Listed Building – Grade II
- Official name: Redesdale Hall (Town Hall), High Street
- Designated: 25 August 1960
- Reference no.: 1088683

= Redesdale Hall =

Municipal building in Moreton-in-Marsh, Gloucestershire, England

Redesdale Hall, also referred to as Moreton-in-Marsh Town Hall, is a municipal building in the High Street, Moreton-in-Marsh, Gloucestershire, England. The building, which is used as an events venue, is a Grade II listed building.

==History==
The opportunity to replace an old 18th century market hall, which had become dilapidated, arose following the death of the writer of religious polemics, John Freeman-Mitford, 1st Earl of Redesdale, in 1886. The earl, who had died unmarried, left all his estates to his distant cousin, Bertram Freeman-Mitford, who duly became lord of the manor and decided to erect a new building, in memory of his generous cousin, for benefit of the inhabitants of the town.

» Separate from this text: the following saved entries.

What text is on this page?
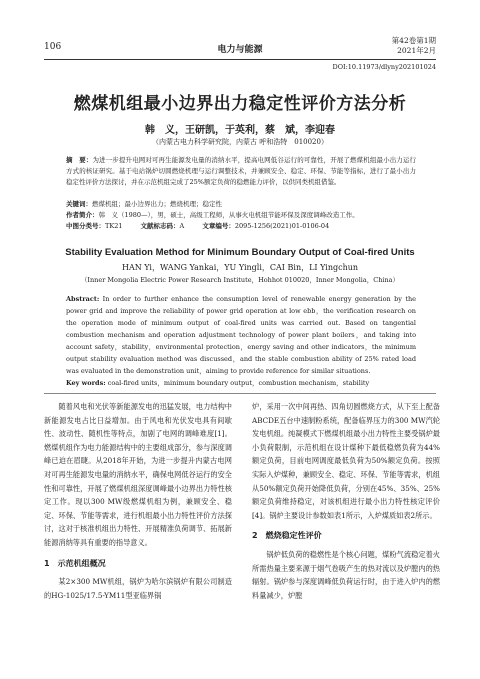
106	电力与能源
第42卷第1期
2021年2月
DOI:10.11973/dlyny202101024
燃煤机组最小边界出力稳定性评价方法分析
韩　义，王研凯，于英利，蔡　斌，李迎春
（内蒙古电力科学研究院，内蒙古 呼和浩特　010020）
摘　要：为进一步提升电网对可再生能源发电量的消纳水平，提高电网低谷运行的可靠性，开展了燃煤机组最小出力运行方式的核证研究。基于电站锅炉切圆燃烧机理与运行调整技术，并兼顾安全、稳定、环保、节能等指标，进行了最小出力稳定性评价方法探讨，并在示范机组完成了25%额定负荷的稳燃能力评价，以供同类机组借鉴。
关键词：燃煤机组；最小边界出力；燃烧机理；稳定性
作者简介：韩　义（1980—），男，硕士，高级工程师，从事火电机组节能环保及深度调峰改造工作。
中图分类号：TK21	文献标志码：A	文章编号：2095-1256(2021)01-0106-04
Stability Evaluation Method for Minimum Boundary Output of Coal-fired Units
HAN Yi，WANG Yankai，YU Yingli，CAI Bin，LI Yingchun
（Inner Mongolia Electric Power Research Institute，Hohhot 010020，Inner Mongolia，China）
Abstract: In order to further enhance the consumption level of renewable energy generation by the power grid and improve the reliability of power grid operation at low ebb，the verification research on the operation mode of minimum output of coal-fired units was carried out. Based on tangential combustion mechanism and operation adjustment technology of power plant boilers，and taking into account safety，stability，environmental protection，energy saving and other indicators，the minimum output stability evaluation method was discussed，and the stable combustion ability of 25% rated load was evaluated in the demonstration unit，aiming to provide reference for similar situations.
Key words: coal-fired units，minimum boundary output，combustion mechanism，stability

随着风电和光伏等新能源发电的迅猛发展，电力结构中新能源发电占比日益增加。由于风电和光伏发电具有间歇性、波动性、随机性等特点，加剧了电网的调峰难度[1]。燃煤机组作为电力能源结构中的主要组成部分，参与深度调峰已迫在眉睫。从2018年开始，为进一步提升内蒙古电网对可再生能源发电量的消纳水平，确保电网低谷运行的安全性和可靠性，开展了燃煤机组深度调峰最小边界出力特性核定工作。现以300 MW级燃煤机组为例，兼顾安全、稳定、环保、节能等需求，进行机组最小出力特性评价方法探讨，这对于核准机组出力特性、开展精准负荷调节、拓展新能源消纳等具有重要的指导意义。

1　示范机组概况

某2×300 MW机组，锅炉为哈尔滨锅炉有限公司制造的HG-1025/17.5-YM11型亚临界锅

炉，采用一次中间再热、四角切圆燃烧方式，从下至上配备ABCDE五台中速制粉系统，配备临界压力的300 MW汽轮发电机组。纯凝模式下燃煤机组最小出力特性主要受锅炉最小负荷限制，示范机组在设计煤种下最低稳燃负荷为44%额定负荷，目前电网调度最低负荷为50%额定负荷。按照实际入炉煤种，兼顾安全、稳定、环保、节能等需求，机组从50%额定负荷开始降低负荷，分别在45%、35%、25%额定负荷维持稳定，对该机组进行最小出力特性核定评价[4]。锅炉主要设计参数如表1所示，入炉煤质如表2所示。

2　燃烧稳定性评价

锅炉低负荷的稳燃性是个核心问题，煤粉气流稳定着火所需热量主要来源于烟气卷吸产生的热对流以及炉膛内的热辐射。锅炉参与深度调峰低负荷运行时，由于进入炉内的燃料量减少，炉膛
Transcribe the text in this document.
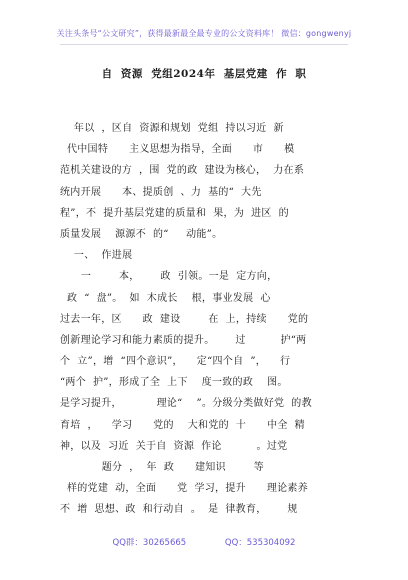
关注头条号“公文研究”，获得最新最全最专业的公文资料库！ 微信：gongwenyj
自  资源  党组2024年  基层党建  作  职
年以  ，区自  资源和规划  党组  持以习近  新
代中国特      主义思想为指导，全面      市      模
范机关建设的方  ，围  党的政  建设为核心，  力在系
统内开展      本、提质创  、力  基的“  大先
程”，不  提升基层党建的质量和  果，为  进区  的
质量发展    源源不  的“     动能”。
一、  作进展
一        本，      政  引领。一是  定方向，
政  “  盘”。  如  木成长    根，事业发展  心
过去一年，区      政  建设        在  上，持续      党的
创新理论学习和能力素质的提升。      过          护“两
个  立”，增  “四个意识”，    定“四个自  ”，    行
“两个  护”，形成了全  上下    度一致的政    图。
是学习提升，          理论“    ”。分级分类做好党  的教
育培  ，    学习      党的    大和党的  十      中全  精
神，以及  习近  关于自  资源  作论          。过党
题分  ，  年  政      建知识        等
样的党建  动，全面      党  学习，提升      理论素养
不  增  思想、政  和行动自  。  是  律教育，      规
QQ群：30265665	QQ：535304092
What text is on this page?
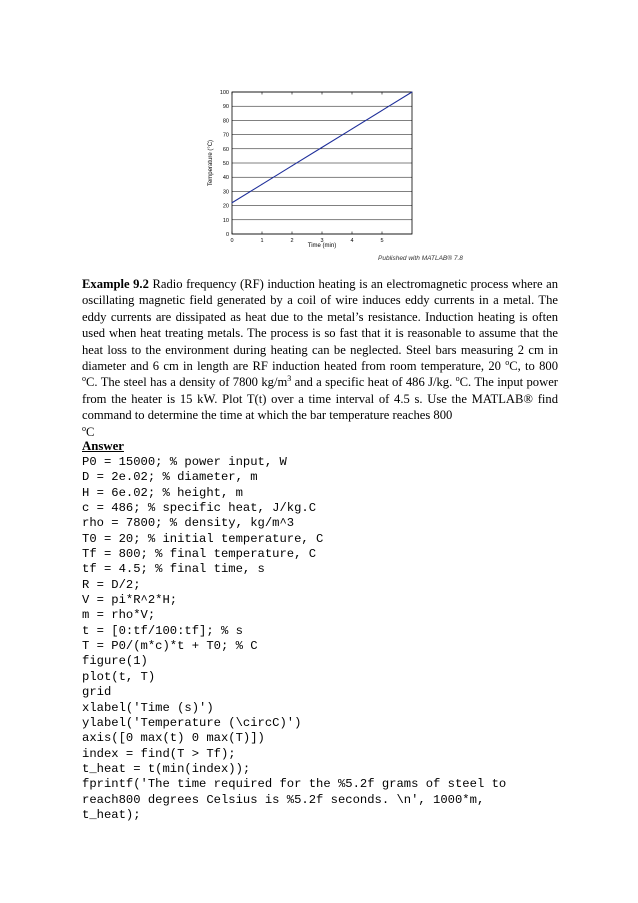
0
10
20
30
40
50
60
70
80
90
100
0	1	2	3	4	5
Time (min)
Temperature (°C)
Published with MATLAB® 7.8
Example 9.2 Radio frequency (RF) induction heating is an electromagnetic process where an oscillating magnetic field generated by a coil of wire induces eddy currents in a metal. The eddy currents are dissipated as heat due to the metal’s resistance. Induction heating is often used when heat treating metals. The process is so fast that it is reasonable to assume that the heat loss to the environment during heating can be neglected. Steel bars measuring 2 cm in diameter and 6 cm in length are RF induction heated from room temperature, 20 $^o$C, to 800 $^o$C. The steel has a density of 7800 $kg/m^3$ and a specific heat of 486 J/kg. $^o$C. The input power from the heater is 15 kW. Plot T(t) over a time interval of 4.5 s. Use the MATLAB® find command to determine the time at which the bar temperature reaches 800
$^o$C
Answer
P0 = 15000; % power input, W
D = 2e.02; % diameter, m
H = 6e.02; % height, m
c = 486; % specific heat, J/kg.C
rho = 7800; % density, kg/m^3
T0 = 20; % initial temperature, C
Tf = 800; % final temperature, C
tf = 4.5; % final time, s
R = D/2;
V = pi*R^2*H;
m = rho*V;
t = [0:tf/100:tf]; % s
T = P0/(m*c)*t + T0; % C
figure(1)
plot(t, T)
grid
xlabel('Time (s)')
ylabel('Temperature (\circC)')
axis([0 max(t) 0 max(T)])
index = find(T > Tf);
t_heat = t(min(index));
fprintf('The time required for the %5.2f grams of steel to
reach800 degrees Celsius is %5.2f seconds. \n', 1000*m,
t_heat);
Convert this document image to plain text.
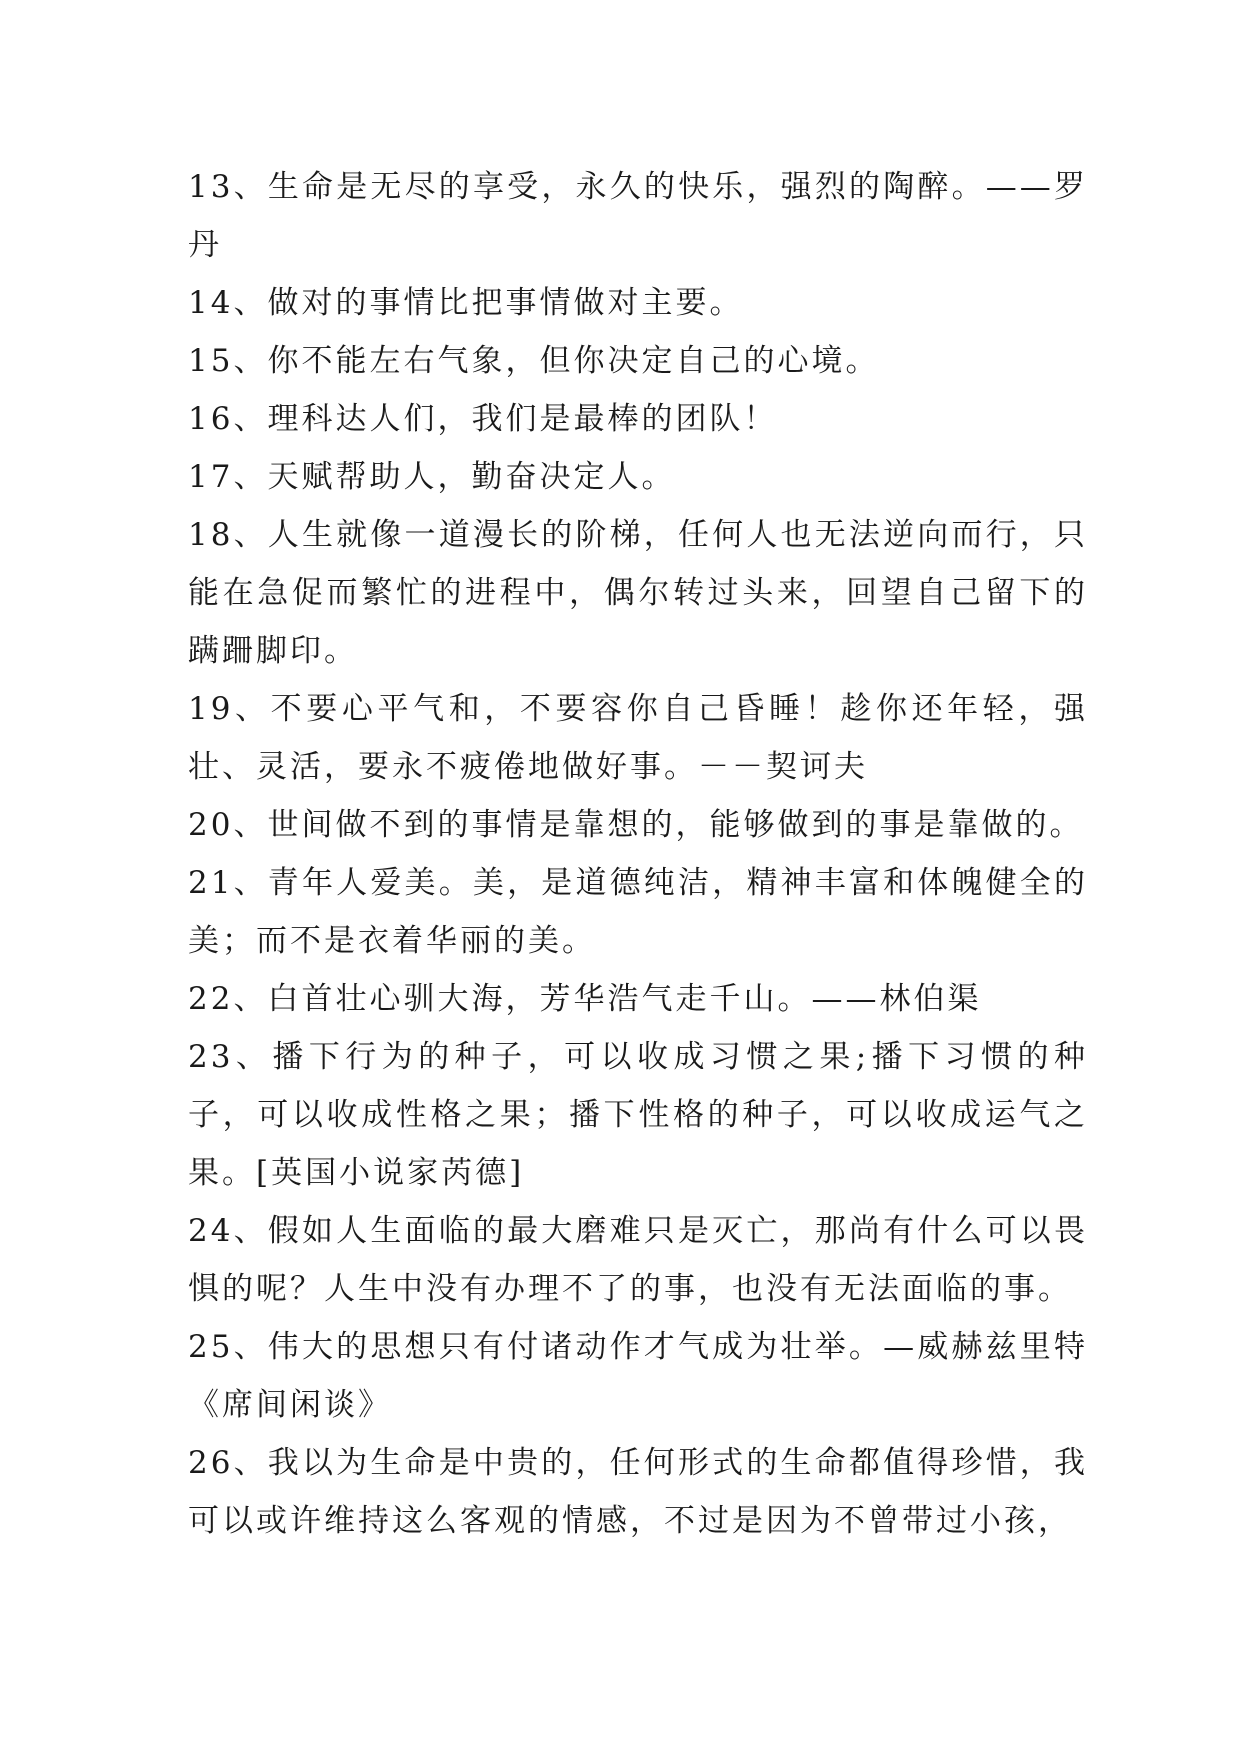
13、生命是无尽的享受，永久的快乐，强烈的陶醉。——罗丹

14、做对的事情比把事情做对主要。

15、你不能左右气象，但你决定自己的心境。

16、理科达人们，我们是最棒的团队！

17、天赋帮助人，勤奋决定人。

18、人生就像一道漫长的阶梯，任何人也无法逆向而行，只能在急促而繁忙的进程中，偶尔转过头来，回望自己留下的蹒跚脚印。

19、不要心平气和，不要容你自己昏睡！趁你还年轻，强壮、灵活，要永不疲倦地做好事。－－契诃夫

20、世间做不到的事情是靠想的，能够做到的事是靠做的。

21、青年人爱美。美，是道德纯洁，精神丰富和体魄健全的美；而不是衣着华丽的美。

22、白首壮心驯大海，芳华浩气走千山。——林伯渠

23、播下行为的种子，可以收成习惯之果;播下习惯的种子，可以收成性格之果；播下性格的种子，可以收成运气之果。[英国小说家芮德]

24、假如人生面临的最大磨难只是灭亡，那尚有什么可以畏惧的呢？人生中没有办理不了的事，也没有无法面临的事。

25、伟大的思想只有付诸动作才气成为壮举。—威赫兹里特《席间闲谈》

26、我以为生命是中贵的，任何形式的生命都值得珍惜，我可以或许维持这么客观的情感，不过是因为不曾带过小孩，
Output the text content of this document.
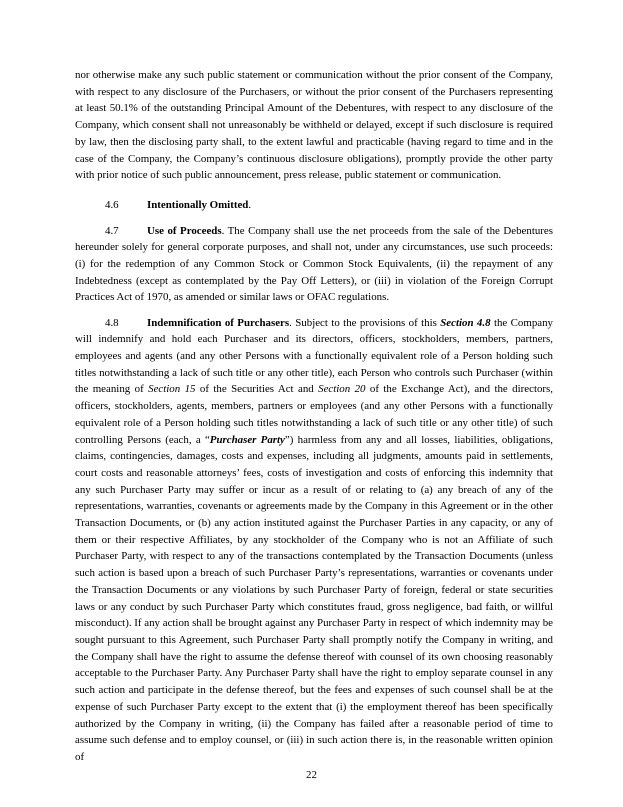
nor otherwise make any such public statement or communication without the prior consent of the Company, with respect to any disclosure of the Purchasers, or without the prior consent of the Purchasers representing at least 50.1% of the outstanding Principal Amount of the Debentures, with respect to any disclosure of the Company, which consent shall not unreasonably be withheld or delayed, except if such disclosure is required by law, then the disclosing party shall, to the extent lawful and practicable (having regard to time and in the case of the Company, the Company’s continuous disclosure obligations), promptly provide the other party with prior notice of such public announcement, press release, public statement or communication.

4.6	Intentionally Omitted.

4.7	Use of Proceeds. The Company shall use the net proceeds from the sale of the Debentures hereunder solely for general corporate purposes, and shall not, under any circumstances, use such proceeds: (i) for the redemption of any Common Stock or Common Stock Equivalents, (ii) the repayment of any Indebtedness (except as contemplated by the Pay Off Letters), or (iii) in violation of the Foreign Corrupt Practices Act of 1970, as amended or similar laws or OFAC regulations.

4.8	Indemnification of Purchasers. Subject to the provisions of this Section 4.8 the Company will indemnify and hold each Purchaser and its directors, officers, stockholders, members, partners, employees and agents (and any other Persons with a functionally equivalent role of a Person holding such titles notwithstanding a lack of such title or any other title), each Person who controls such Purchaser (within the meaning of Section 15 of the Securities Act and Section 20 of the Exchange Act), and the directors, officers, stockholders, agents, members, partners or employees (and any other Persons with a functionally equivalent role of a Person holding such titles notwithstanding a lack of such title or any other title) of such controlling Persons (each, a “Purchaser Party”) harmless from any and all losses, liabilities, obligations, claims, contingencies, damages, costs and expenses, including all judgments, amounts paid in settlements, court costs and reasonable attorneys’ fees, costs of investigation and costs of enforcing this indemnity that any such Purchaser Party may suffer or incur as a result of or relating to (a) any breach of any of the representations, warranties, covenants or agreements made by the Company in this Agreement or in the other Transaction Documents, or (b) any action instituted against the Purchaser Parties in any capacity, or any of them or their respective Affiliates, by any stockholder of the Company who is not an Affiliate of such Purchaser Party, with respect to any of the transactions contemplated by the Transaction Documents (unless such action is based upon a breach of such Purchaser Party’s representations, warranties or covenants under the Transaction Documents or any violations by such Purchaser Party of foreign, federal or state securities laws or any conduct by such Purchaser Party which constitutes fraud, gross negligence, bad faith, or willful misconduct). If any action shall be brought against any Purchaser Party in respect of which indemnity may be sought pursuant to this Agreement, such Purchaser Party shall promptly notify the Company in writing, and the Company shall have the right to assume the defense thereof with counsel of its own choosing reasonably acceptable to the Purchaser Party. Any Purchaser Party shall have the right to employ separate counsel in any such action and participate in the defense thereof, but the fees and expenses of such counsel shall be at the expense of such Purchaser Party except to the extent that (i) the employment thereof has been specifically authorized by the Company in writing, (ii) the Company has failed after a reasonable period of time to assume such defense and to employ counsel, or (iii) in such action there is, in the reasonable written opinion of

22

It was designed by Sir Ernest George and Harold Peto in the Free Tudor style, built by Peto Brothers of Pimlico in ashlar stone and was officially opened by the Minister without Portfolio, Sir Michael Hicks Beach, on 2 December 1887.

The design involved a near-symmetrical main frontage with six bays facing east down Oxford Street; the ground floor was arcaded, although never used as a market hall as such. On the first floor, the first bay was blind; the second, third and fifth bays were fenestrated by four-light mullioned windows; the fourth bay featured a sundial which was surmounted by a chimney stack, while the sixth bay was fenestrated by a single mullioned window. The south elevation featured a panel containing the Redesdale coat of arms. The north and south elevations were fenestrated by pairs of two-light mullioned windows, reaching up into the gables, while the west elevation was fenestrated by a series of four-light mullioned windows. There were buttresses at the corners of the building and, at roof level, there was a square clock tower surmounted by a crown steeple. Internally, the principal room was the assembly hall on the first floor with featured stained glass windows depicting the coats of arms of Bertram Freeman-Mitford and his wife, Clementina.

Freeman-Mitford was raised to the peerage as Baron Redesdale in 1902 and, shortly after his death in 1916, his estates, which included Redesdale Hall, were acquired by Gilbert Wills, 1st Baron Dulverton. Following the implementation of the Local Government Act 1929, four local districts were amalgamated to form North Cotswold Rural District Council in 1935 and the new council established its offices in a building on the east side of the High Street. Dulverton presented Redesdale Hall, which was located just 70 yards to the south of the council offices, to North Cotswold Rural District Council for use as a town hall in 1951. The council initiated the infilling of the arches, to maximise use of the building, in 1952.

In April 1972, the singer, pianist and composer, Elton John, used the building as the venue for the launch of his new label, The Rocket Record Company. He took the opportunity of the visit to the town to buy a depiction of Redesdale Hall, which had been painted by the artist, L. S. Lowry, in the 1940s. Following local government reorganisation in April 1974, the enlarged Cotswold District Council gave the building to Moreton-in-Marsh Parish Council in September 1974. The parish council, which became known as Moreton-in-Marsh Town Council, continued to use the building for large civic meetings. During the flooding in Gloucestershire in 2007, the building was used as a management centre for the administration of emergency shelter for local people.